Констанс громко пожелала им спокойной ночи. Оба вассала быстро спешились, помогли ей спуститься на землю, преклонили перед ней колени и почтительно поцеловали руку. Она посмотрела поверх их голов на Фицджилберта, который улыбнулся ей в ответ.
Вслед за привратником Констанс вошла в дом. В задней его части, весело болтая и пересмеиваясь, стояли несколько служанок. Констанс не стала им мешать. Если попозже ей что-нибудь понадобится, она призовет их.
Констанс взяла в нише свечу и пошла вверх по лестнице. Хотя она и выпила достаточно много вина, но после поездки по свежему воздуху почти протрезвела, вот только голова немножко побаливала.
В ее комнате горел камин, но окно было широко раскрыто, и в комнате было холодно. Констанс проворчала что-то нелестное по адресу служанок, поставила свечу и пошла закрывать окно.
Еще стоя лицом к окну, она почувствовала, что в комнате кто-то есть. Тогда она стремительно повернулась и увидела при свете свечи, что на ее кровати, заложив руки под голову, по-хозяйски развалился Сенред. Его длинное тело было по-прежнему облачено в одежду из пестрых лоскутов.
Он усмехнулся:
– Вы почему-то одна, леди Констанс? А где же этот шепелявый Фицджилберт, который просто сгорал от желания попасть в вашу постель?
Констанс не могла сдвинуться с места. Вино все еще мутило ей голову. Она испытывала такое же дикое смятение, что и при каждой их встрече, даже в присутствии посторонних. А сейчас, наедине с ним, она чувствовала себя совершенно беспомощной.
– Как вы сюда попали?
Ее комната находилась на втором этаже.
– Через окно.
Он вытащил руки из-под головы и по-кошачьи потянулся.
– В досках и штукатурке есть углубления, которыми при определенной сноровке можно воспользоваться.
Она смотрела на него открыв рот. Ничего удивительного, что он взобрался в ее комнату по стене. Ведь он человек отчаянный, безумец. Она видела, как он поддразнивал самого короля Генриха.
Констанс бросила быстрый взгляд на дверь. Если действовать осторожно, она могла бы пройти мимо кровати, но только нельзя показывать ни малейшего страха. Ведь он безумец, стоит ему заметить, что она испугана, как все пропало.

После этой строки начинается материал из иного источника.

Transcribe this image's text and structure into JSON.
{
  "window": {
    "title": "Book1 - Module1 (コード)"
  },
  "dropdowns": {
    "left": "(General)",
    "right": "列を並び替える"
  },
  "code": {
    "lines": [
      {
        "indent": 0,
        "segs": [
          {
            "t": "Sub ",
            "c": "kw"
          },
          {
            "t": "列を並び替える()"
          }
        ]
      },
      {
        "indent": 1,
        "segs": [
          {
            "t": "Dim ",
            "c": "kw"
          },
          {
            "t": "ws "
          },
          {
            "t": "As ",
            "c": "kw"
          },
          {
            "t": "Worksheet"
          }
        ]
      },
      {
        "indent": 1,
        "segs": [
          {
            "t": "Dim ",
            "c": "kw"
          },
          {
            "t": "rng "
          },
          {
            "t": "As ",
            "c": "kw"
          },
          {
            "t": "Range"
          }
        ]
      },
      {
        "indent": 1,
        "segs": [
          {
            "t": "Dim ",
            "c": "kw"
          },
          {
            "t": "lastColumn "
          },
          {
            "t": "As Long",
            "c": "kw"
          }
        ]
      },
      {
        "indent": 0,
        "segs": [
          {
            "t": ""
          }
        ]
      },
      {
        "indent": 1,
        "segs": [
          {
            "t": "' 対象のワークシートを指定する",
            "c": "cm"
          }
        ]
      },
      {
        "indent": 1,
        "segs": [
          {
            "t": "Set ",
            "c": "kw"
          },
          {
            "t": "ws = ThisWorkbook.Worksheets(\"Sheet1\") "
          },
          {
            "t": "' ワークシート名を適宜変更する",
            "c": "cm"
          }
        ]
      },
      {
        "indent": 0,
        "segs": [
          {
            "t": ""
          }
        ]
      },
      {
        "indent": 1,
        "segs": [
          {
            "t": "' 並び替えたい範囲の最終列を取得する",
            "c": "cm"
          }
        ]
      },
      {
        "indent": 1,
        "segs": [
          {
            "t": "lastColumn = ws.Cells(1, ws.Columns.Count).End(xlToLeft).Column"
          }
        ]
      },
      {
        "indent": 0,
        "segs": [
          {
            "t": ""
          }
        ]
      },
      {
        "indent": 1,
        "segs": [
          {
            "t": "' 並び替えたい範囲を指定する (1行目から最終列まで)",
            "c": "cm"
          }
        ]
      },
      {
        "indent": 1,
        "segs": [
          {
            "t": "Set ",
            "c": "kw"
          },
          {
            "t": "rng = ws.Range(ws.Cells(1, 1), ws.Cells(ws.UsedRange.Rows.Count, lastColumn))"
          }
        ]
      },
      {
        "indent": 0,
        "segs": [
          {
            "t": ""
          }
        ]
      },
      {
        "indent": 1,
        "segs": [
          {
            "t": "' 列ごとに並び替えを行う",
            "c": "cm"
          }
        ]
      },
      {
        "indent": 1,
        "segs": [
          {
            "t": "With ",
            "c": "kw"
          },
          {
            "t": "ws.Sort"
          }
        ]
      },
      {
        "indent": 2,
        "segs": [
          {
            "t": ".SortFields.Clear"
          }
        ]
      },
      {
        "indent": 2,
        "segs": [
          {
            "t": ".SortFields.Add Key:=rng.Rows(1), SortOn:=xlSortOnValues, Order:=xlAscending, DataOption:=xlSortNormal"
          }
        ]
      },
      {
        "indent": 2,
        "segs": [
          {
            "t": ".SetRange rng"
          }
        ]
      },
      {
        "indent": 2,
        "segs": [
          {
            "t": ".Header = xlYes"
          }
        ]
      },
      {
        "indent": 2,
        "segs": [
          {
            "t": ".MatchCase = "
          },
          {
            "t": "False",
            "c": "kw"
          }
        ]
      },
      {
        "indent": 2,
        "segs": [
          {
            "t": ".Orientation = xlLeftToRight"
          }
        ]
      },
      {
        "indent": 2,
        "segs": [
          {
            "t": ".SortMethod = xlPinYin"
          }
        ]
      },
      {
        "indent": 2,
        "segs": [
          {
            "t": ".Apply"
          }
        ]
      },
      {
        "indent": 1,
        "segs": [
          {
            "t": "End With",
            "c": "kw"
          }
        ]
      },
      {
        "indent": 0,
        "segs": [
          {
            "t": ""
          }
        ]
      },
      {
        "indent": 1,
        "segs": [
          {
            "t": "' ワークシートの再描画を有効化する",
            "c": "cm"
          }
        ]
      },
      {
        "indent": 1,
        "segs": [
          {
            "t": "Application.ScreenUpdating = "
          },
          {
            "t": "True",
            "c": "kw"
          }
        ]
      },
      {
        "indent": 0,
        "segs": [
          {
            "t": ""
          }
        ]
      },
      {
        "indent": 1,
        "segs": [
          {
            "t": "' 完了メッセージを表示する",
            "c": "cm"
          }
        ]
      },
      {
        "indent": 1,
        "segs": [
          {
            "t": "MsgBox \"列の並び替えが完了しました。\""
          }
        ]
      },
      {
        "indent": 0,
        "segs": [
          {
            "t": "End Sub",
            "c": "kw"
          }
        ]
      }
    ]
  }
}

– Если вы пришли, чтобы отомстить, – хрипло произнесла она, – знайте, что я не держу против вас никакого зла. Что случилось, то случилось.
Что такое она говорит? Возможно, этот помешанный даже не помнит, что именно случилось в канун Дня Всех Святых.
– Я знаю, ваш рассудок сильно пострадал из-за той трагедии, которая произошла с вашим другом.
Сенред сел на кровати.
– С моим другом?
Она с отчаянием посмотрела на дверь.
– Да. С Пьером Абеляром. Всю эту печальную историю мне поведала моя… человек, который знал их обоих.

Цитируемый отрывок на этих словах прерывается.